Hidayatullah.com—Cai Mingjie tak pernah berpikir sebelumnya jika kehidupannya berbalik 180%. Maklum, pria berkacamata ini sebelumnya adalah seorang ilmuwan dengan reputasi bagus. Pendidikan terakhir PhD bidang biokimia diselesaikan dari universitas ternama, Stanford University.

Namun pria yang pernah menjadi kepala peneliti bidang genetika sel di IMCB ini pergi meninggalkan institusi bergengsi itu dan memilih menjadi sopir taksi.

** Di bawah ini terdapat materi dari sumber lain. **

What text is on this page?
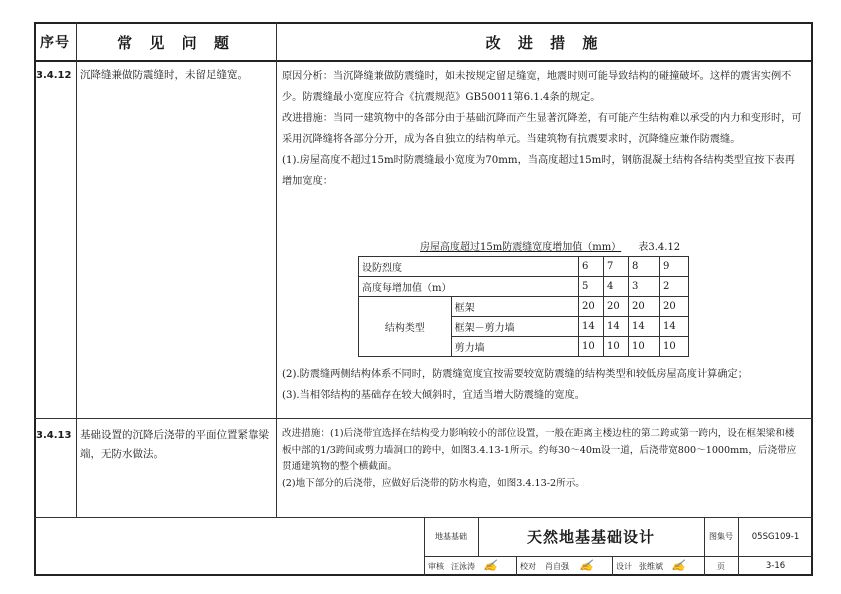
序号	常 见 问 题	改 进 措 施
3.4.12 沉降缝兼做防震缝时，未留足缝宽。	原因分析：当沉降缝兼做防震缝时，如未按规定留足缝宽，地震时则可能导致结构的碰撞破坏。这样的震害实例不少。防震缝最小宽度应符合《抗震规范》GB50011第6.1.4条的规定。

改进措施：当同一建筑物中的各部分由于基础沉降而产生显著沉降差，有可能产生结构难以承受的内力和变形时，可采用沉降缝将各部分分开，成为各自独立的结构单元。当建筑物有抗震要求时，沉降缝应兼作防震缝。

(1).房屋高度不超过15m时防震缝最小宽度为70mm，当高度超过15m时，钢筋混凝土结构各结构类型宜按下表再增加宽度：

房屋高度超过15m防震缝宽度增加值（mm） 表3.4.12
设防烈度		6	7	8	9
高度每增加值（m）		5	4	3	2
结构类型	框架	20	20	20	20
	框架－剪力墙	14	14	14	14
	剪力墙	10	10	10	10

(2).防震缝两侧结构体系不同时，防震缝宽度宜按需要较宽防震缝的结构类型和较低房屋高度计算确定；

(3).当相邻结构的基础存在较大倾斜时，宜适当增大防震缝的宽度。

3.4.13 基础设置的沉降后浇带的平面位置紧靠梁端，无防水做法。

改进措施：(1)后浇带宜选择在结构受力影响较小的部位设置，一般在距离主楼边柱的第二跨或第一跨内，设在框架梁和楼板中部的1/3跨间或剪力墙洞口的跨中，如图3.4.13-1所示。约每30～40m设一道，后浇带宽800～1000mm，后浇带应贯通建筑物的整个横截面。

(2)地下部分的后浇带，应做好后浇带的防水构造，如图3.4.13-2所示。

地基基础	天然地基基础设计	图集号	05SG109-1
审核 汪泳涛 ✍	校对	肖自强 ✍	设计 张维斌 ✍	页	3-16
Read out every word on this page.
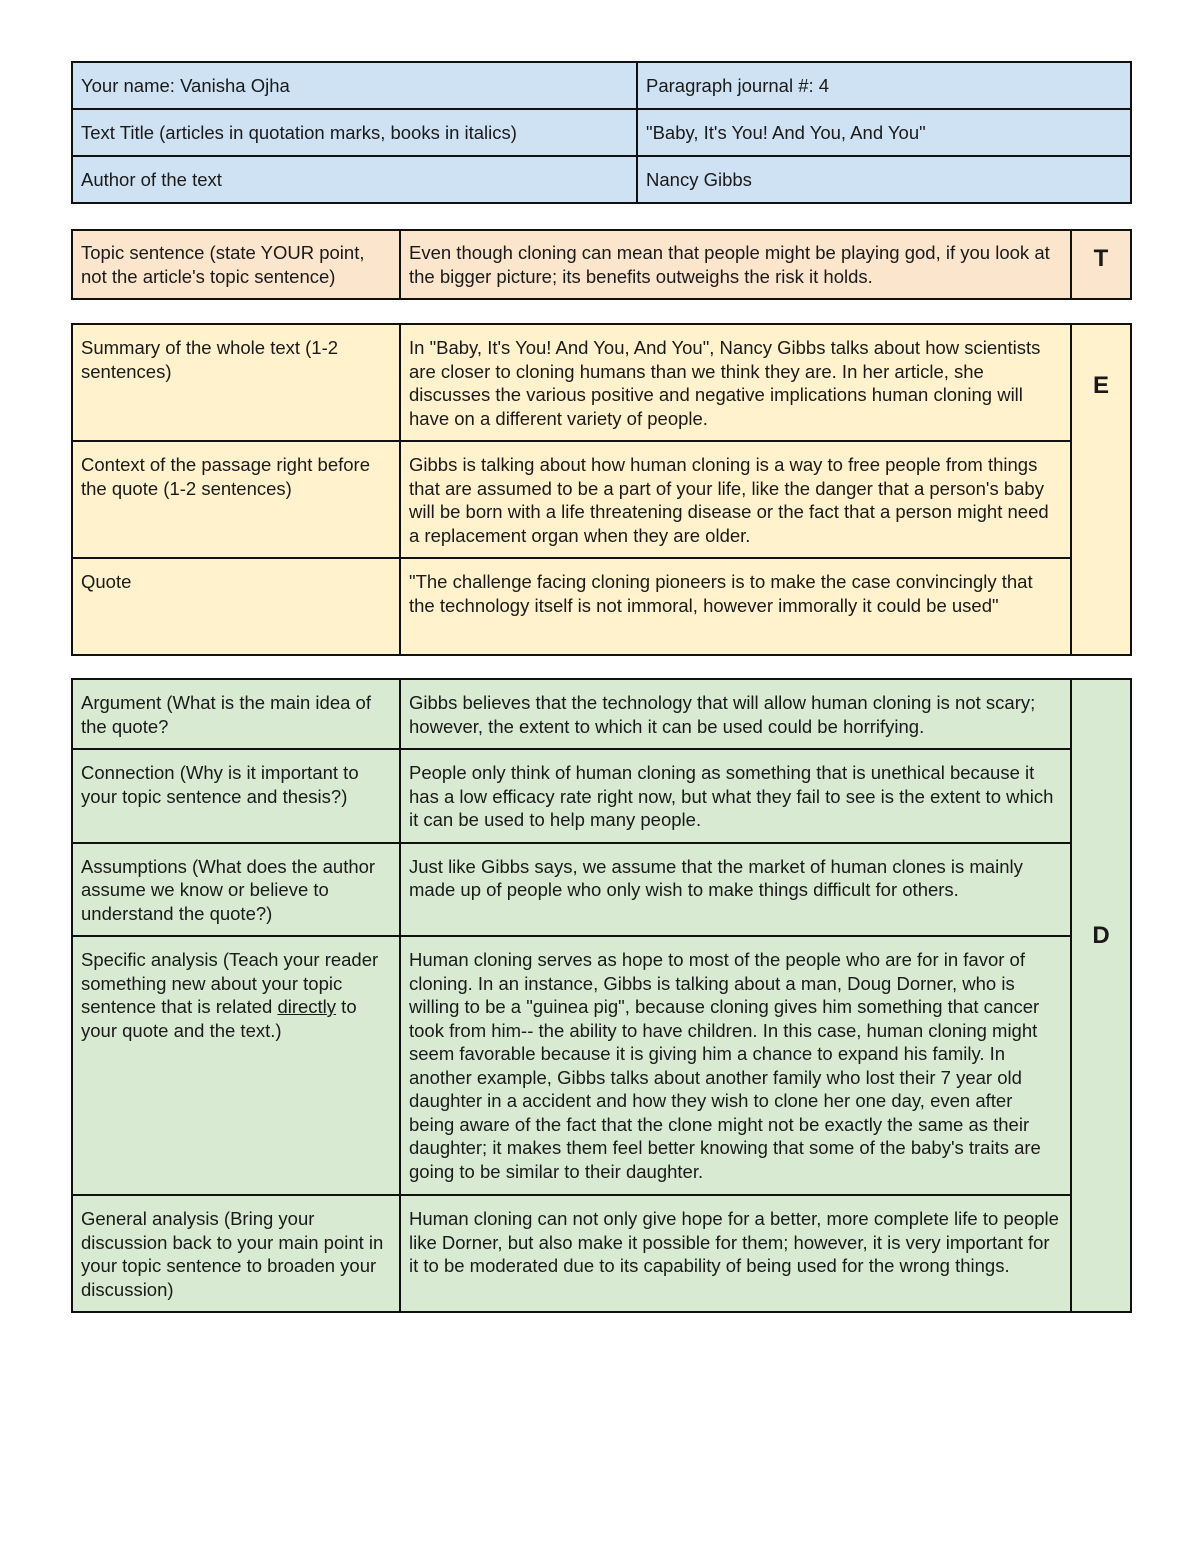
Your name: Vanisha Ojha	Paragraph journal #: 4
Text Title (articles in quotation marks, books in italics)	"Baby, It's You! And You, And You"
Author of the text	Nancy Gibbs
Topic sentence (state YOUR point, not the article's topic sentence)	Even though cloning can mean that people might be playing god, if you look at the bigger picture; its benefits outweighs the risk it holds.	T
Summary of the whole text (1-2 sentences)	In "Baby, It's You! And You, And You", Nancy Gibbs talks about how scientists are closer to cloning humans than we think they are. In her article, she discusses the various positive and negative implications human cloning will have on a different variety of people.	E
Context of the passage right before the quote (1-2 sentences)	Gibbs is talking about how human cloning is a way to free people from things that are assumed to be a part of your life, like the danger that a person's baby will be born with a life threatening disease or the fact that a person might need a replacement organ when they are older.	
Quote	"The challenge facing cloning pioneers is to make the case convincingly that the technology itself is not immoral, however immorally it could be used"	
Argument (What is the main idea of the quote?	Gibbs believes that the technology that will allow human cloning is not scary; however, the extent to which it can be used could be horrifying.	D
Connection (Why is it important to your topic sentence and thesis?)	People only think of human cloning as something that is unethical because it has a low efficacy rate right now, but what they fail to see is the extent to which it can be used to help many people.	
Assumptions (What does the author assume we know or believe to understand the quote?)	Just like Gibbs says, we assume that the market of human clones is mainly made up of people who only wish to make things difficult for others.	
Specific analysis (Teach your reader something new about your topic sentence that is related directly to your quote and the text.)	Human cloning serves as hope to most of the people who are for in favor of cloning. In an instance, Gibbs is talking about a man, Doug Dorner, who is willing to be a "guinea pig", because cloning gives him something that cancer took from him-- the ability to have children. In this case, human cloning might seem favorable because it is giving him a chance to expand his family. In another example, Gibbs talks about another family who lost their 7 year old daughter in a accident and how they wish to clone her one day, even after being aware of the fact that the clone might not be exactly the same as their daughter; it makes them feel better knowing that some of the baby's traits are going to be similar to their daughter.	
General analysis (Bring your discussion back to your main point in your topic sentence to broaden your discussion)	Human cloning can not only give hope for a better, more complete life to people like Dorner, but also make it possible for them; however, it is very important for it to be moderated due to its capability of being used for the wrong things.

"Saya dipaksa keluar dari pekerjaan riset di saat karir saya berada di puncak, dan tidak bisa mendapatkan pekerjaan lain dengan alasan yang hanya bisa saya katakan sebagai "keunikan dari Singapura," ujarnya dalam sebuah situs blog miliknya.

“Akibatnya, saya mengemudi taksi untuk membuat hidup dan menulis kisah kehidupan nyata ini hanya untuk membuat pekerjaan yang membosankan sedikit lebih menarik. Saya berharap bahwa kisah-kisah yang menarik untuk Anda juga, " ujar Dr. Cai.

Berita mengenai Dr. Cai ini sangat mengejutkan masyarakat Singapura, sebuah negara yang tingkat kemajuan pendidikan dianggap tinggi dan tidak diragukan lagi.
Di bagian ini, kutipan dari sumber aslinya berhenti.